Unlike the common myth that a lump is the only indication of breast cancer, there are multiple symptoms that can help in proactively seeking advanced diagnostics and medical help at an early stage.  Warning signs of breast cancer vary from woman to woman and there are some cases where symptoms don’t show up at all, even in mammography scans. The most common symptoms are: a change in the look or feel of the breast, a change in the look or feel of the nipple and discharge from the nipple.


Conduct regular self examination of the breasts to look out for:  


  1. Lumps that feels harder or different from the rest of the breast or in the underarms. Not all lumps are cancerous though.
  2. Sudden discharge (bloody or clear…non milky) from only one nipple (without squeezing). Can be due to an infection as well.
  3. Change in size/shape, swelling/enlargement, warmth, redness, or darkening of the breast.
  4. Dimpling or puckering of breast surface with an “orange peel” texture to the skin
  5. Itchy, scaly sore or rash on the nipple
  6. Retraction/Inversion of nipple or other parts of the breast.
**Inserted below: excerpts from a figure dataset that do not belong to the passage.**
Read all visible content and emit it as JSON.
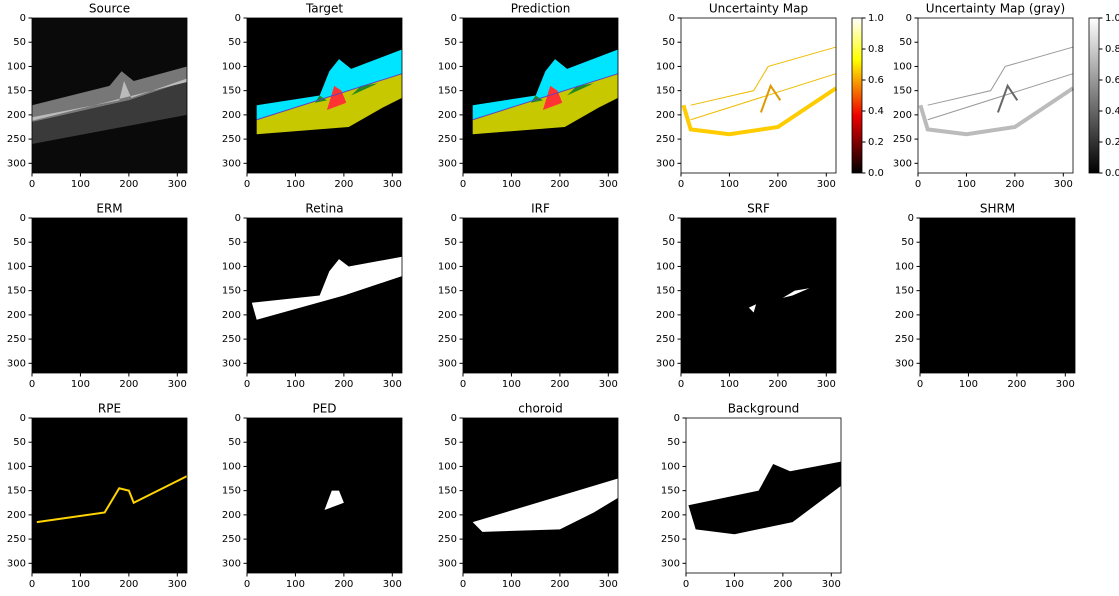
{
  "chart_data": [
    {
      "type": "image",
      "title": "Source",
      "xlim": [
        0,
        320
      ],
      "ylim": [
        320,
        0
      ],
      "xticks": [
        0,
        100,
        200,
        300
      ],
      "yticks": [
        0,
        50,
        100,
        150,
        200,
        250,
        300
      ]
    },
    {
      "type": "image",
      "title": "Target",
      "xlim": [
        0,
        320
      ],
      "ylim": [
        320,
        0
      ],
      "xticks": [
        0,
        100,
        200,
        300
      ],
      "yticks": [
        0,
        50,
        100,
        150,
        200,
        250,
        300
      ]
    },
    {
      "type": "image",
      "title": "Prediction",
      "xlim": [
        0,
        320
      ],
      "ylim": [
        320,
        0
      ],
      "xticks": [
        0,
        100,
        200,
        300
      ],
      "yticks": [
        0,
        50,
        100,
        150,
        200,
        250,
        300
      ]
    },
    {
      "type": "image",
      "title": "Uncertainty Map",
      "xlim": [
        0,
        320
      ],
      "ylim": [
        320,
        0
      ],
      "xticks": [
        0,
        100,
        200,
        300
      ],
      "yticks": [
        0,
        50,
        100,
        150,
        200,
        250,
        300
      ],
      "colorbar": {
        "colormap": "hot",
        "ylim": [
          0,
          1
        ],
        "yticks": [
          {
            "value": 0,
            "label": "0.0"
          },
          {
            "value": 0.2,
            "label": "0.2"
          },
          {
            "value": 0.4,
            "label": "0.4"
          },
          {
            "value": 0.6,
            "label": "0.6"
          },
          {
            "value": 0.8,
            "label": "0.8"
          },
          {
            "value": 1,
            "label": "1.0"
          }
        ]
      }
    },
    {
      "type": "image",
      "title": "Uncertainty Map (gray)",
      "xlim": [
        0,
        320
      ],
      "ylim": [
        320,
        0
      ],
      "xticks": [
        0,
        100,
        200,
        300
      ],
      "yticks": [
        0,
        50,
        100,
        150,
        200,
        250,
        300
      ],
      "colorbar": {
        "colormap": "gray",
        "ylim": [
          0,
          1
        ],
        "yticks": [
          {
            "value": 0,
            "label": "0.0"
          },
          {
            "value": 0.2,
            "label": "0.2"
          },
          {
            "value": 0.4,
            "label": "0.4"
          },
          {
            "value": 0.6,
            "label": "0.6"
          },
          {
            "value": 0.8,
            "label": "0.8"
          },
          {
            "value": 1,
            "label": "1.0"
          }
        ]
      }
    },
    {
      "type": "image",
      "title": "ERM",
      "xlim": [
        0,
        320
      ],
      "ylim": [
        320,
        0
      ],
      "xticks": [
        0,
        100,
        200,
        300
      ],
      "yticks": [
        0,
        50,
        100,
        150,
        200,
        250,
        300
      ]
    },
    {
      "type": "image",
      "title": "Retina",
      "xlim": [
        0,
        320
      ],
      "ylim": [
        320,
        0
      ],
      "xticks": [
        0,
        100,
        200,
        300
      ],
      "yticks": [
        0,
        50,
        100,
        150,
        200,
        250,
        300
      ]
    },
    {
      "type": "image",
      "title": "IRF",
      "xlim": [
        0,
        320
      ],
      "ylim": [
        320,
        0
      ],
      "xticks": [
        0,
        100,
        200,
        300
      ],
      "yticks": [
        0,
        50,
        100,
        150,
        200,
        250,
        300
      ]
    },
    {
      "type": "image",
      "title": "SRF",
      "xlim": [
        0,
        320
      ],
      "ylim": [
        320,
        0
      ],
      "xticks": [
        0,
        100,
        200,
        300
      ],
      "yticks": [
        0,
        50,
        100,
        150,
        200,
        250,
        300
      ]
    },
    {
      "type": "image",
      "title": "SHRM",
      "xlim": [
        0,
        320
      ],
      "ylim": [
        320,
        0
      ],
      "xticks": [
        0,
        100,
        200,
        300
      ],
      "yticks": [
        0,
        50,
        100,
        150,
        200,
        250,
        300
      ]
    },
    {
      "type": "image",
      "title": "RPE",
      "xlim": [
        0,
        320
      ],
      "ylim": [
        320,
        0
      ],
      "xticks": [
        0,
        100,
        200,
        300
      ],
      "yticks": [
        0,
        50,
        100,
        150,
        200,
        250,
        300
      ]
    },
    {
      "type": "image",
      "title": "PED",
      "xlim": [
        0,
        320
      ],
      "ylim": [
        320,
        0
      ],
      "xticks": [
        0,
        100,
        200,
        300
      ],
      "yticks": [
        0,
        50,
        100,
        150,
        200,
        250,
        300
      ]
    },
    {
      "type": "image",
      "title": "choroid",
      "xlim": [
        0,
        320
      ],
      "ylim": [
        320,
        0
      ],
      "xticks": [
        0,
        100,
        200,
        300
      ],
      "yticks": [
        0,
        50,
        100,
        150,
        200,
        250,
        300
      ]
    },
    {
      "type": "image",
      "title": "Background",
      "xlim": [
        0,
        320
      ],
      "ylim": [
        320,
        0
      ],
      "xticks": [
        0,
        100,
        200,
        300
      ],
      "yticks": [
        0,
        50,
        100,
        150,
        200,
        250,
        300
      ]
    }
  ]
}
If you are 40, insist on routine mammograms and regular checkups with your medical practitioner. Listen to warning signs from your body and seek medical guidance.


According to Ayurvedic philosophy, breast cancer is a tridoshic (involving all three body humors) disorder of breast tissue. Basic causes for breast cancer could be both hereditary and acquired. Researchers have identified hormonal, lifestyle and environmental factors that may increase your risk of breast cancer.


Basic Causes of Breast Cancer:



The risk of breast cancer goes up with age.


-Family History

The risk is higher among women whose close blood relatives have this disease.


-Genetic Risk factors

Inherited changes (mutations) in certain genes like BRCA1 and BRCA2 can increase the risk.


-Personal History Of Breast Cancer

A woman with cancer in one breast has a greater chance of getting another breast cancer (this is different from a return of the first cancer).